In particular, it is believed that the hospital’s request for a ‘minimization of overtime pay’ may have affected the stress. The court explained, “The hospital’s request is contrary to the interests of the staff, so it seems that Mr. A needed to persuade and adjust the staff.” The idea is that, despite his short career, he must have been under a lot of stress as the general manager of the pharmaceutical department.

Fear of adverse effects on performance evaluation due to mismanufacturing of medicines and stress related to preparing medicines and system improvement measures were also cited as grounds for recognizing occupational accidents. In addition, the fact that there was no cerebrovascular disease was also a factor.

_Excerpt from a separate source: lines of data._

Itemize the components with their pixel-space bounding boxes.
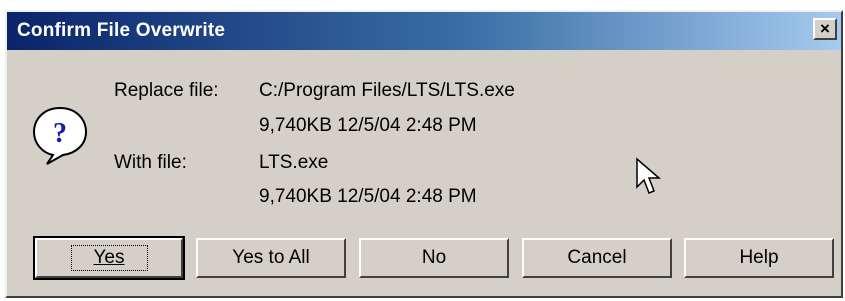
with-file-info: 9,740KB 12/5/04 2:48 PM [259,186,477,207]
yes-label-text: Yes [93,247,125,268]
help-button[interactable]: Help [684,238,834,278]
cancel-label: Cancel [567,247,627,268]
yes-to-all-label: Yes to All [232,247,310,268]
yes-to-all-button[interactable]: Yes to All [196,238,346,278]
no-label: No [421,247,447,268]
close-button[interactable]: × [813,18,837,40]
mouse-pointer-icon [636,157,661,194]
with-file-name: LTS.exe [259,152,329,173]
dialog-title: Confirm File Overwrite [17,20,226,41]
replace-file-info: 9,740KB 12/5/04 2:48 PM [259,115,477,136]
yes-button[interactable]: Yes [33,236,185,280]
help-label: Help [739,247,779,268]
replace-file-path: C:/Program Files/LTS/LTS.exe [259,80,515,101]
question-icon: ? [32,106,88,165]
no-button[interactable]: No [359,238,509,278]
confirm-file-overwrite-dialog: Confirm File Overwrite × ? Replace file:… [5,10,843,298]
title-bar[interactable]: Confirm File Overwrite × [7,12,841,50]
svg-text:?: ? [53,118,67,149]
replace-file-label: Replace file: [114,80,219,101]
with-file-label: With file: [114,152,187,173]
yes-button-label: Yes [70,245,148,271]
cancel-button[interactable]: Cancel [522,238,672,278]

On the other hand, the appeals court dismissed the family’s claim, saying that it is difficult to believe that mental stress caused the brain hemorrhage. The court found that it was difficult to say that he suffered from heavy workload as his working hours were only about 40 hours a week on average for the four weeks before the accident.

However, the Supreme Court overturned the appeal, saying that a significant causal relationship between work and death was recognized. The court said, “Mr. A’s existing disease abruptly deteriorated beyond the natural progression due to stress caused by changes in the work environment from having a risk factor for cerebral aneurysm to a position in charge of the pharmaceutical department, maintenance of the pharmaceutical department, and mismanufacturing accidents, etc. There is room to be regarded as a cause of death due to a subarachnoid hemorrhage.”

Lawyers Yong-Jun Kim and Wi-Jeong Kim (law firm pick-up) who represented the family of Mr. A said, “It is not a judgment that corrects the original judgment, which was wrongly judged, even though it is not to judge the relevance of work based only on working hours and actual disadvantages.” It is significant that we have concluded on cerebrovascular disease.”